Solo escuchaba en ese momento. Su vos en mi oído me hacía temblar mas y mas. Y al fin y al cabo me estremecía porque sabía que todo era real.

Sentí como nuestros cuerpos desnudos eran dos piezas perfectas en ese momento. Los movimientos y todo aquello era sensacional. Me besaba y yo con mucho gusto lo devolvía. Sus manos nuevamente en mi cuerpo… era algo magnifico. Y sentirlo adentro fue una sensación única. Le abrazaba como siempre quise y él lo hacia también… ya mi decisión estaba escrita.

-Anko te juro que no te arrepentirás –me volvió a besar-

-Lo sé.

-Te amo. Y ya eres mía. Y sé que serás feliz conmigo.

-Yo te amo más –reí-. Al fin tengo que ser feliz ¿no?

Se tiro a un lado de la cama. Posando su cabeza en su almohada.

-Sí.

-Kakashi eres el hombre para mí.

Era el. Mi elección. Mi vida. Ya sentía que mi mundo estaba hecho.

-Si lo sé –rió sarcásticamente-

Reímos juntos. El toco mi nariz con sus dedos. Y aun con su rostro en el aire me sonrojé. Era tan bello.
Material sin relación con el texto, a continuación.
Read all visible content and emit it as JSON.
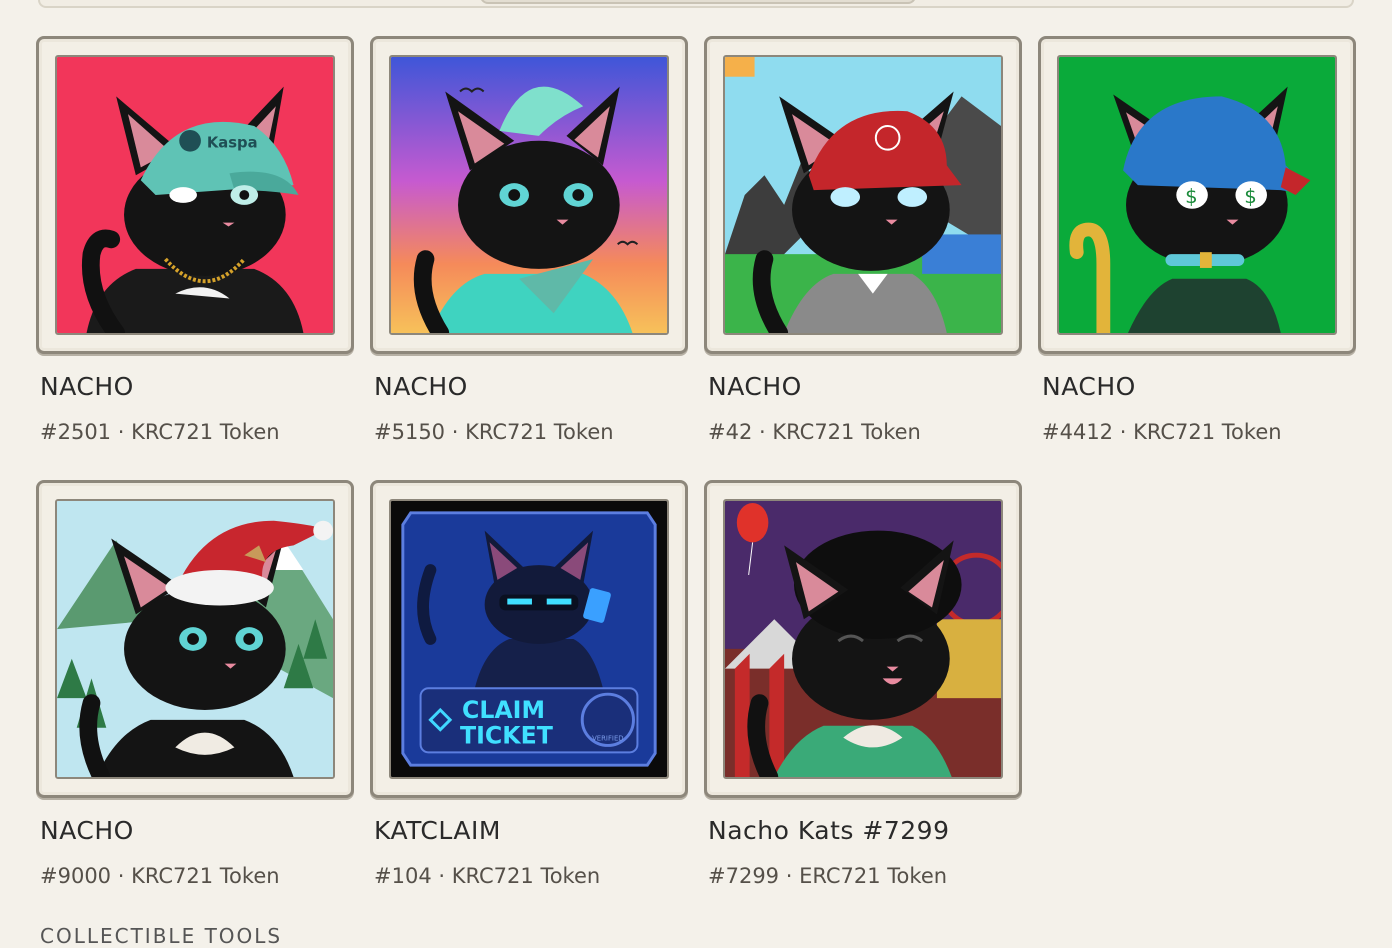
{
  "colors": {
    "page_bg": "#f4f1ea",
    "card_border": "#8d877b",
    "text": "#2a2a2a",
    "muted": "#555049"
  },
  "items": [
    {
      "name": "NACHO",
      "meta": "#2501 · KRC721 Token",
      "cap_text": "Kaspa"
    },
    {
      "name": "NACHO",
      "meta": "#5150 · KRC721 Token"
    },
    {
      "name": "NACHO",
      "meta": "#42 · KRC721 Token"
    },
    {
      "name": "NACHO",
      "meta": "#4412 · KRC721 Token"
    },
    {
      "name": "NACHO",
      "meta": "#9000 · KRC721 Token"
    },
    {
      "name": "KATCLAIM",
      "meta": "#104 · KRC721 Token",
      "ticket_line1": "CLAIM",
      "ticket_line2": "TICKET",
      "badge_text": "VERIFIED"
    },
    {
      "name": "Nacho Kats #7299",
      "meta": "#7299 · ERC721 Token"
    }
  ],
  "section": {
    "label": "COLLECTIBLE TOOLS"
  }
}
-Eres tan lindo –toque su rostro- y tan bueno… en todos los sentidos.

-Tú eres mucho más linda que yo. Pero por dios. Eres un poco salvaje cuando estás conmigo. Difícil de dominar.

Vale. No era así. ¿Y él? Era peor que yo.

-Si vieras mi espalda. Sabrías de lo que hablo.

Reímos juntos. Me beso de nuevo pero esta vez con más pasión… no quería que ese momento terminase.